Industry is increasingly participating and sharing information with the Department of Homeland Security (DHS) as part of a cyber security information sharing program between the department and various industry sectors, a DHS official tells HSR.

Companies and Information Sharing and Analysis Centers (ISACs) continue to join and participate in the Cyber Security and Information Sharing Collaboration Program (CISCP) and are actively submitting information about cyber intrusions, says Jenny Manna, director of the Stakeholder Engagement and Cyber Infrastructure Resilience division within the National Protection and Programs Directorate, Office of Cybersecurity and Communications (CS&C). ISACs represent different industry sectors, such as finance, electricity, water and others, to serve as forums to collaborate on critical security threats.

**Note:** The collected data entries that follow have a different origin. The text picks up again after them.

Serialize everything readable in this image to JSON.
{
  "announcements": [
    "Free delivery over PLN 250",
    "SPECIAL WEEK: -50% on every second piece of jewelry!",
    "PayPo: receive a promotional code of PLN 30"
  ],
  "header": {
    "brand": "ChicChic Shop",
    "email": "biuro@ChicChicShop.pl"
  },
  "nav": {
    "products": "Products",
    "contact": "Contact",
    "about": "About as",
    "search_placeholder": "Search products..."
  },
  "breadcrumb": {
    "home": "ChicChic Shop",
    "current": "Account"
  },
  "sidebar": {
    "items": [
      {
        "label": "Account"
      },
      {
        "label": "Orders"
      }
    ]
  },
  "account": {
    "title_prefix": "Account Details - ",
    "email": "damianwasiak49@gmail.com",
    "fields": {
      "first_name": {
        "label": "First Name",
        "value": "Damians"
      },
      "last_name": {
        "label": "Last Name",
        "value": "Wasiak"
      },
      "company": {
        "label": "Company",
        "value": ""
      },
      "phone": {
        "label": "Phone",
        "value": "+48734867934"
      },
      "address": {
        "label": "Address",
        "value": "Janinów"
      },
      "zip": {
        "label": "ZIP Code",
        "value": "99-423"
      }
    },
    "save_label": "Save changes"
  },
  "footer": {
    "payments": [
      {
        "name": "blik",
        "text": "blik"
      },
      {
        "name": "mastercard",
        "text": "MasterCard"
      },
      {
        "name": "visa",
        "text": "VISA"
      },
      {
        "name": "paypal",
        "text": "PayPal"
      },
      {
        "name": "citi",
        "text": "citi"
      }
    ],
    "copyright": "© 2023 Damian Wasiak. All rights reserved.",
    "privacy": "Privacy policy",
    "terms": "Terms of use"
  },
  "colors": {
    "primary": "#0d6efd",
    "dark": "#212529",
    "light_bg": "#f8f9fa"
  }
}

DHS is developing metrics to better measure the success of its CISCP program, which became a program about a year ago following an 18-month pilot that included the Defense Department and the Financial Services ISAC. The CISCP program is modeled on the Defense Department’s cyber security information sharing program with the defense industrial base, called the DIB Cyber Security and Information Assurance Program.

While the metrics are still in review, the increasing percentage of CISCP participants that are “actively making submissions to us, because that is a measure of trust and a measure of value that they see,” shows that they value the program, Manna says. Industry is also actively making requests for additional information, which “again shows that somebody is looking at and using the information,” she says.

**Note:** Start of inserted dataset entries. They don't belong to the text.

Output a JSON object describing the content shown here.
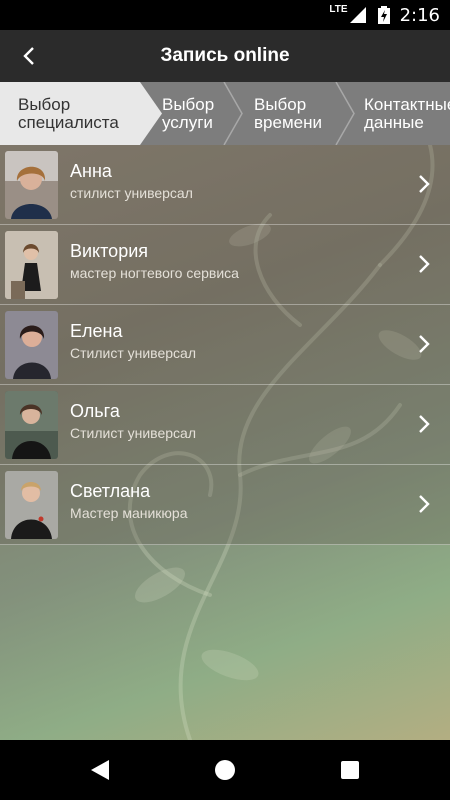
{
  "status_bar": {
    "network": "LTE",
    "time": "2:16"
  },
  "app_bar": {
    "title": "Запись online"
  },
  "steps": [
    {
      "line1": "Выбор",
      "line2": "специалиста",
      "active": true
    },
    {
      "line1": "Выбор",
      "line2": "услуги",
      "active": false
    },
    {
      "line1": "Выбор",
      "line2": "времени",
      "active": false
    },
    {
      "line1": "Контактные",
      "line2": "данные",
      "active": false
    }
  ],
  "specialists": [
    {
      "name": "Анна",
      "role": "стилист универсал"
    },
    {
      "name": "Виктория",
      "role": "мастер ногтевого сервиса"
    },
    {
      "name": "Елена",
      "role": "Стилист универсал"
    },
    {
      "name": "Ольга",
      "role": "Стилист универсал"
    },
    {
      "name": "Светлана",
      "role": "Мастер маникюра"
    }
  ],
  "icons": {
    "back": "arrow-back-icon",
    "chevron": "chevron-right-icon",
    "nav_back": "triangle-back-icon",
    "nav_home": "circle-home-icon",
    "nav_recents": "square-recents-icon"
  },
  "colors": {
    "app_bar": "#2b2b2b",
    "active_step": "#e8e8e8",
    "inactive_steps": "#7d7d7d"
  }
}
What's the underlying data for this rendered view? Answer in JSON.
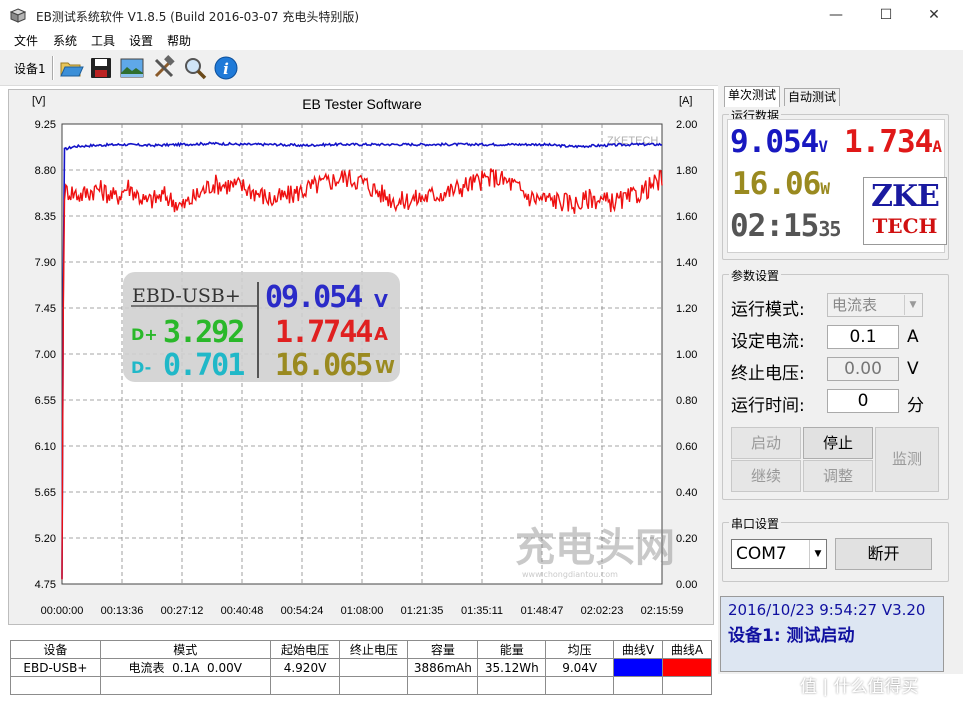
{
  "window": {
    "title": "EB测试系统软件 V1.8.5 (Build 2016-03-07 充电头特别版)",
    "minimize": "—",
    "maximize": "☐",
    "close": "✕"
  },
  "menu": [
    "文件",
    "系统",
    "工具",
    "设置",
    "帮助"
  ],
  "toolbar": {
    "device_label": "设备1",
    "buttons": [
      "open-folder-icon",
      "save-icon",
      "image-icon",
      "tools-icon",
      "search-icon",
      "info-icon"
    ]
  },
  "chart_data": {
    "type": "line",
    "title": "EB Tester Software",
    "left_unit": "[V]",
    "right_unit": "[A]",
    "watermark": "ZKETECH",
    "y_left_ticks": [
      "9.25",
      "8.80",
      "8.35",
      "7.90",
      "7.45",
      "7.00",
      "6.55",
      "6.10",
      "5.65",
      "5.20",
      "4.75"
    ],
    "y_right_ticks": [
      "2.00",
      "1.80",
      "1.60",
      "1.40",
      "1.20",
      "1.00",
      "0.80",
      "0.60",
      "0.40",
      "0.20",
      "0.00"
    ],
    "x_ticks": [
      "00:00:00",
      "00:13:36",
      "00:27:12",
      "00:40:48",
      "00:54:24",
      "01:08:00",
      "01:21:35",
      "01:35:11",
      "01:48:47",
      "02:02:23",
      "02:15:59"
    ],
    "ylim_left": [
      4.75,
      9.25
    ],
    "ylim_right": [
      0,
      2
    ],
    "grid": true,
    "series": [
      {
        "name": "曲线V",
        "axis": "left",
        "color": "#1414c8",
        "t": [
          0,
          0.003,
          0.02,
          0.05,
          0.1,
          0.15,
          0.2,
          0.25,
          0.3,
          0.35,
          0.4,
          0.45,
          0.5,
          0.55,
          0.6,
          0.65,
          0.7,
          0.75,
          0.8,
          0.85,
          0.9,
          0.95,
          1.0
        ],
        "values": [
          4.8,
          9.0,
          9.03,
          9.04,
          9.05,
          9.04,
          9.05,
          9.06,
          9.05,
          9.05,
          9.04,
          9.05,
          9.05,
          9.05,
          9.05,
          9.05,
          9.05,
          9.05,
          9.05,
          9.03,
          9.04,
          9.05,
          9.05
        ]
      },
      {
        "name": "曲线A",
        "axis": "right",
        "color": "#ee1010",
        "t": [
          0,
          0.003,
          0.01,
          0.03,
          0.06,
          0.09,
          0.11,
          0.14,
          0.17,
          0.2,
          0.25,
          0.3,
          0.35,
          0.38,
          0.42,
          0.47,
          0.5,
          0.53,
          0.56,
          0.6,
          0.65,
          0.68,
          0.72,
          0.75,
          0.78,
          0.82,
          0.86,
          0.88,
          0.91,
          0.94,
          0.97,
          1.0
        ],
        "values": [
          0.02,
          1.7,
          1.71,
          1.69,
          1.72,
          1.68,
          1.73,
          1.66,
          1.69,
          1.64,
          1.74,
          1.73,
          1.67,
          1.69,
          1.73,
          1.77,
          1.75,
          1.7,
          1.66,
          1.68,
          1.71,
          1.74,
          1.77,
          1.74,
          1.68,
          1.67,
          1.65,
          1.68,
          1.66,
          1.67,
          1.71,
          1.76
        ]
      }
    ]
  },
  "overlay": {
    "device": "EBD-USB+",
    "voltage": "09.054",
    "voltage_unit": "V",
    "dplus_label": "D+",
    "dplus": "3.292",
    "current": "1.7744",
    "current_unit": "A",
    "dminus_label": "D-",
    "dminus": "0.701",
    "power": "16.065",
    "power_unit": "W"
  },
  "site_watermark": {
    "logo_text": "充电头网",
    "url": "www.chongdiantou.com"
  },
  "table": {
    "headers": [
      "设备",
      "模式",
      "起始电压",
      "终止电压",
      "容量",
      "能量",
      "均压",
      "曲线V",
      "曲线A"
    ],
    "row": [
      "EBD-USB+",
      "电流表  0.1A  0.00V",
      "4.920V",
      "",
      "3886mAh",
      "35.12Wh",
      "9.04V"
    ],
    "curve_v_color": "#0000ff",
    "curve_a_color": "#ff0000"
  },
  "right": {
    "tabs": [
      "单次测试",
      "自动测试"
    ],
    "realtime_title": "运行数据",
    "rt_voltage": "9.054",
    "rt_voltage_unit": "V",
    "rt_current": "1.734",
    "rt_current_unit": "A",
    "rt_power": "16.06",
    "rt_power_unit": "W",
    "rt_time": "02:15",
    "rt_time_sec": "35",
    "logo_line1": "ZKE",
    "logo_line2": "TECH",
    "params_title": "参数设置",
    "mode_label": "运行模式:",
    "mode_value": "电流表",
    "set_current_label": "设定电流:",
    "set_current_value": "0.1",
    "set_current_unit": "A",
    "cutoff_voltage_label": "终止电压:",
    "cutoff_voltage_value": "0.00",
    "cutoff_voltage_unit": "V",
    "run_time_label": "运行时间:",
    "run_time_value": "0",
    "run_time_unit": "分",
    "btn_start": "启动",
    "btn_stop": "停止",
    "btn_continue": "继续",
    "btn_adjust": "调整",
    "btn_monitor": "监测",
    "serial_title": "串口设置",
    "com_value": "COM7",
    "btn_disconnect": "断开",
    "status_line1": "2016/10/23 9:54:27  V3.20",
    "status_line2": "设备1: 测试启动"
  },
  "corner_watermark": "值 | 什么值得买"
}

As of January 2012, the CISCP program had 35 agreements in place with various organizations and another 53 were in the negotiation process.

Manna also believes that companies and organizations trust DHS and each other in terms of a willingness to share information.

“We seen things from some of the participants that nobody has seen anywhere else because there’s different attack trends and different sectors,” Manna says. “We are absolutely finding information that we have not seen before as government that are things that are happening in industry, so it’s been very valuable, and we have also observed great value for the participants in them sharing with each other.”

In addition to receiving information from and providing it to industry, DHS also receives information from the Defense Department related to what they are seeing on their networks, Manna says.

The information that DHS provides the CISCP participants is through various Indicator Bulletins and Analysis Bulletins and also Priority Alerts. The information that is shared through the program is sensitive but unclassified. Manna says the information it receives, is made anonymous before it is shared back with the program participants.

The program also has analyst to analyst exchanges between the various participants, she says.

Currently the information products that DHS produces aren’t shared in real-time, which Manna says is difficult. Instead the department sends out its products at least weekly.

“One area we’re working on is improving the format of the information we share,” she says. “We want it to be machine readable. You want to increase that machine readability to make the process more automated but the reality of real-time information sharing is something that is well down the road, even government agency to government agency.”